Skip’s demotion is highly unusual
VANCOUVER, British Columbia – Deciding to relieve the skip of his duties smacks of desperation. That’s why you don’t see it very often in our sport.
But that’s exactly what the American men’s team opted to do on Friday when John Shuster not only stepped down as skip but was sent to the sidelines. Apparently it was head coach Phill Drobnick and the American coaching staff who made the call to bench Shuster following Team USA’s fourth straight loss. The Americans installed 22-year-old alternate Chris Plys, who has spent most of his time in Vancouver on Twitter and not on the ice, into the skip’s role for Friday’s game with France. Plys skipped the game and threw third rocks.
“We needed to do something,” Drobnick said. “From here on out, we’re taking it game by game. We’ll meet tonight again and decide what lineup we are going to put out there.”
With the exception of putting an alternate player in the game when a win is out of reach (simply to give the fifth player some ice time) or when a player is sick, this type of move really isn’t part of the curling culture. There’s something to be said about team dynamics, and this decision essentially implies that Shuster, the American captain, was letting his team down.
Shuster was gracious with the decision. “Obviously any athlete at this level wants to be in there and helping his team. At the same time, when the decision was made, I said, ‘All right, I’m going to come back here and support my teammates and do everything I can to help my team win the game,’ ” he said.

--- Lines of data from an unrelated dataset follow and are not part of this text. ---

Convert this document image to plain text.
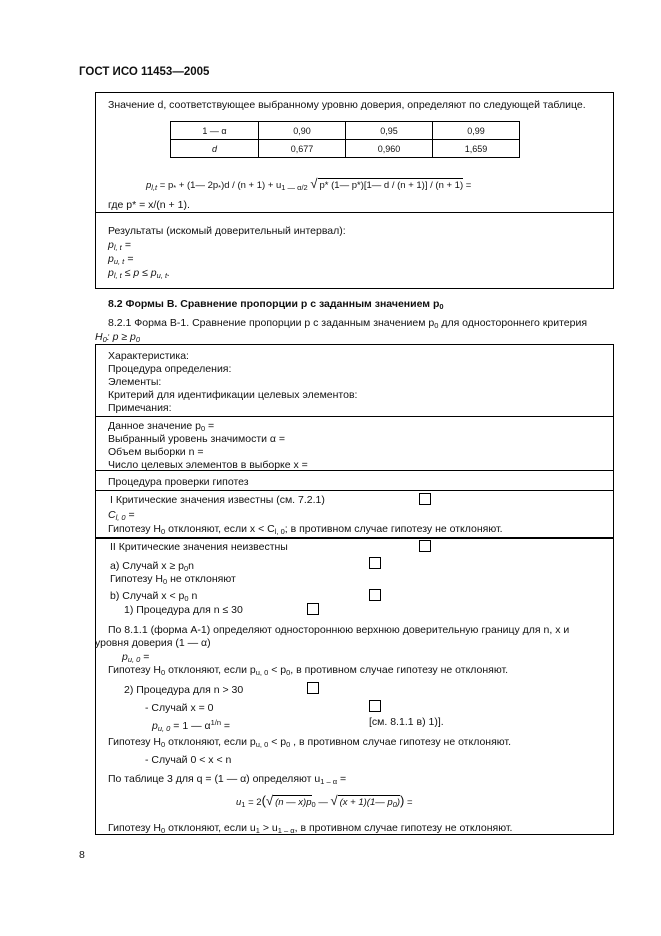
ГОСТ ИСО 11453—2005
Значение d, соответствующее выбранному уровню доверия, определяют по следующей таблице.
1 — α	0,90	0,95	0,99
d	0,677	0,960	1,659
$p_{l,t} = p_*$ + (1— $2p_*)d / (n + 1) + u_{1 — \alpha/2}$ √ p* (1— p*)[1— d / (n + 1)] / (n + 1) =
где p* = x/(n + 1).
Результаты (искомый доверительный интервал):
$p_{l, t}$ =
$p_{u, t}$ =
$p_{l, t} \le p \le p_{u, t}$.
8.2 Формы В. Сравнение пропорции p с заданным значением $p_0$
8.2.1 Форма В-1. Сравнение пропорции p с заданным значением $p_0$ для одностороннего критерия
$H_0$: $p \ge p_0$
Характеристика:
Процедура определения:
Элементы:
Критерий для идентификации целевых элементов:
Примечания:
Данное значение $p_0$ =
Выбранный уровень значимости α =
Объем выборки n =
Число целевых элементов в выборке x =
Процедура проверки гипотез
I Критические значения известны (см. 7.2.1)
$C_{l, 0}$ =
Гипотезу $H_0$ отклоняют, если $x < C_{l, 0}$; в противном случае гипотезу не отклоняют.
II Критические значения неизвестны
a) Случай $x \ge p_0n$
Гипотезу $H_0$ не отклоняют
b) Случай $x < p_0$ n
1) Процедура для n ≤ 30
По 8.1.1 (форма А-1) определяют одностороннюю верхнюю доверительную границу для n, x и
уровня доверия (1 — α)
$p_{u, 0}$ =
Гипотезу $H_0$ отклоняют, если $p_{u, 0} < p_0$, в противном случае гипотезу не отклоняют.
2) Процедура для n > 30
- Случай x = 0
$p_{u, 0} = 1$ — $\alpha^{1/n}$ =	[см. 8.1.1 в) 1)].
Гипотезу $H_0$ отклоняют, если $p_{u, 0} < p_0$ , в противном случае гипотезу не отклоняют.
- Случай 0 < x < n
По таблице 3 для q = (1 — α) определяют $u_{1 - \alpha}$ =
$u_1 = 2(√$ (n — $x)p_0$ — √ (x + 1)(1— $p_0$)) =
Гипотезу $H_0$ отклоняют, если $u_1 > u_{1 - \alpha}$, в противном случае гипотезу не отклоняют.
8
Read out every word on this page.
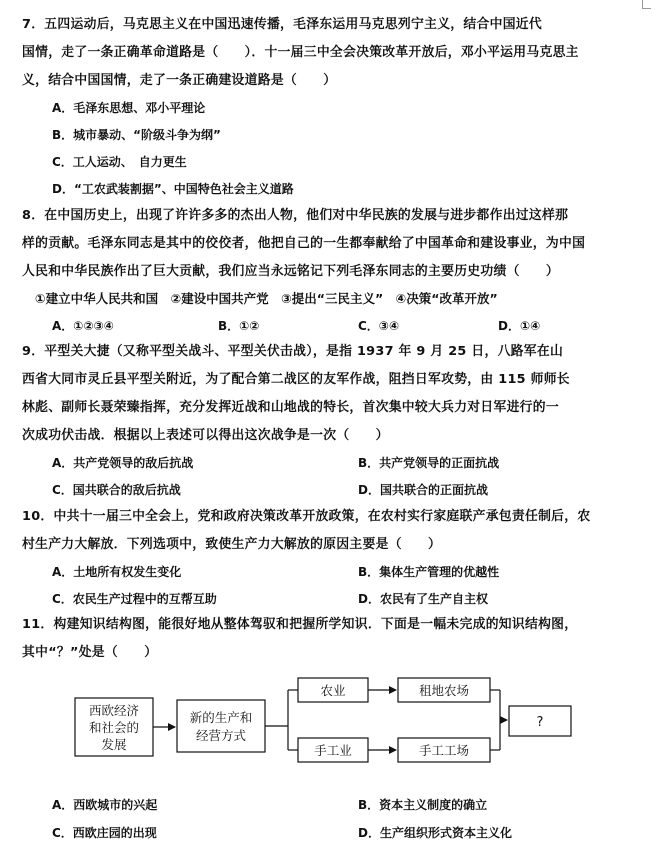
7．五四运动后，马克思主义在中国迅速传播，毛泽东运用马克思列宁主义，结合中国近代
国情，走了一条正确革命道路是（　　）．十一届三中全会决策改革开放后，邓小平运用马克思主
义，结合中国国情，走了一条正确建设道路是（　　）
A．毛泽东思想、邓小平理论
B．城市暴动、“阶级斗争为纲”
C．工人运动、　自力更生
D．“工农武装割据”、中国特色社会主义道路
8．在中国历史上，出现了许许多多的杰出人物，他们对中华民族的发展与进步都作出过这样那
样的贡献。毛泽东同志是其中的佼佼者，他把自己的一生都奉献给了中国革命和建设事业，为中国
人民和中华民族作出了巨大贡献，我们应当永远铭记下列毛泽东同志的主要历史功绩（　　）
①建立中华人民共和国　②建设中国共产党　③提出“三民主义”　④决策“改革开放”
A．①②③④	B．①②	C．③④	D．①④
9．平型关大捷（又称平型关战斗、平型关伏击战），是指 1937 年 9 月 25 日，八路军在山
西省大同市灵丘县平型关附近，为了配合第二战区的友军作战，阻挡日军攻势，由 115 师师长
林彪、副师长聂荣臻指挥，充分发挥近战和山地战的特长，首次集中较大兵力对日军进行的一
次成功伏击战．根据以上表述可以得出这次战争是一次（　　）
A．共产党领导的敌后抗战	B．共产党领导的正面抗战
C．国共联合的敌后抗战	D．国共联合的正面抗战
10．中共十一届三中全会上，党和政府决策改革开放政策，在农村实行家庭联产承包责任制后，农
村生产力大解放．下列选项中，致使生产力大解放的原因主要是（　　）
A．土地所有权发生变化	B．集体生产管理的优越性
C．农民生产过程中的互帮互助	D．农民有了生产自主权
11．构建知识结构图，能很好地从整体驾驭和把握所学知识．下面是一幅未完成的知识结构图，
其中“？”处是（　　）
西欧经济
和社会的
发展
新的生产和
经营方式
农业	租地农场
手工业	手工工场
?
A．西欧城市的兴起	B．资本主义制度的确立
C．西欧庄园的出现	D．生产组织形式资本主义化
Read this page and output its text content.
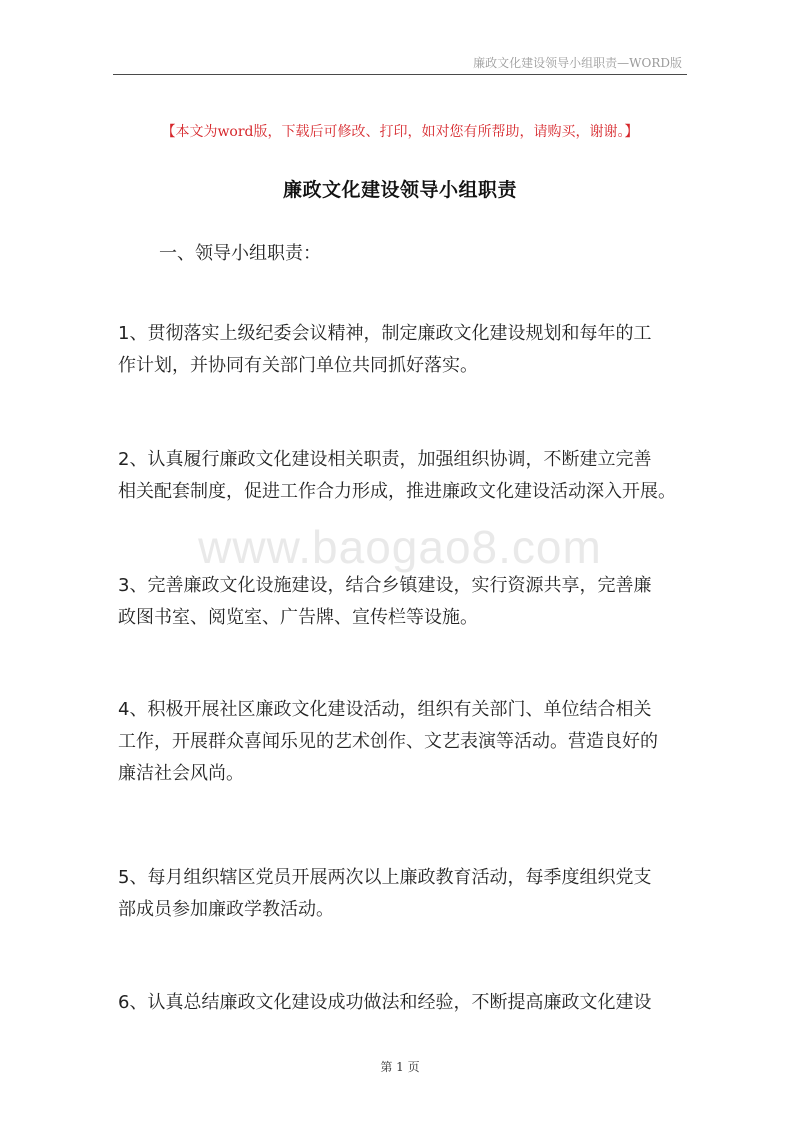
廉政文化建设领导小组职责—WORD版
【本文为word版，下载后可修改、打印，如对您有所帮助，请购买，谢谢。】
廉政文化建设领导小组职责
一、领导小组职责：
www.baogao8.com
1、贯彻落实上级纪委会议精神，制定廉政文化建设规划和每年的工
作计划，并协同有关部门单位共同抓好落实。
2、认真履行廉政文化建设相关职责，加强组织协调，不断建立完善
相关配套制度，促进工作合力形成，推进廉政文化建设活动深入开展。
3、完善廉政文化设施建设，结合乡镇建设，实行资源共享，完善廉
政图书室、阅览室、广告牌、宣传栏等设施。
4、积极开展社区廉政文化建设活动，组织有关部门、单位结合相关
工作，开展群众喜闻乐见的艺术创作、文艺表演等活动。营造良好的
廉洁社会风尚。
5、每月组织辖区党员开展两次以上廉政教育活动，每季度组织党支
部成员参加廉政学教活动。
6、认真总结廉政文化建设成功做法和经验，不断提高廉政文化建设
第 1 页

There’s no doubt the Americans have struggled, losing three games by giving up steals in extra ends. In other words, they had those games in their grasp and dropped the broom. I’ve never seen anything quite like it.
That said, I really don’t understand the move. What happened to winning as a team and losing as a team? Maybe it’s the skip talking, but there’s nothing worse than feeling responsible for a loss, let alone having to bare the public humiliation of being benched at the Olympics. I understand if the players on the ice sit down and decide as a team that a change is required. But it is almost unheard of in our sport to see that change dictated by the coaching staff in the middle of a competition.
Some folks will suggest that the move paid off as Team USA stole a point in the final end to defeat France 4-3. Maybe it was the hammer that was the problem for the Americans in their three extra-end losses, or maybe it was the team’s good luck charm Vernon Davis (tight end for the NFL’s San Francisco 49ers and honorary captain), who came out to support the team. Or maybe it was the fact that they played a struggling Team France that, for the record, lost 12-5 to Canada the day before.
Sure, Team USA won its game, but not by much. Plys shot only 66 percent and the close match came down to the last end. Either way, I can’t help but feel for Shuster, who watched his team’s first victory from the sidelines.
The American men and women have played nine games at the 2010 Olympics and have just two wins.
I’m the first to admit that I chose the U.S. women’s team as my dark horse for the Olympics. I competed at the same tournament with Debbie McCormick last month and her team looked confident, focused and ready for competition. I really thought they’d make a run at the playoffs, but they just don’t seem to be able to finish. They basically handed their first round-robin match to Japan and have been struggling ever since. It’s amazing to see how one bad game can set the tone for the week. Stranger things have happened in curling, but it’s unlikely that you’ll see Team USA right the ship in time to get back into podium contention.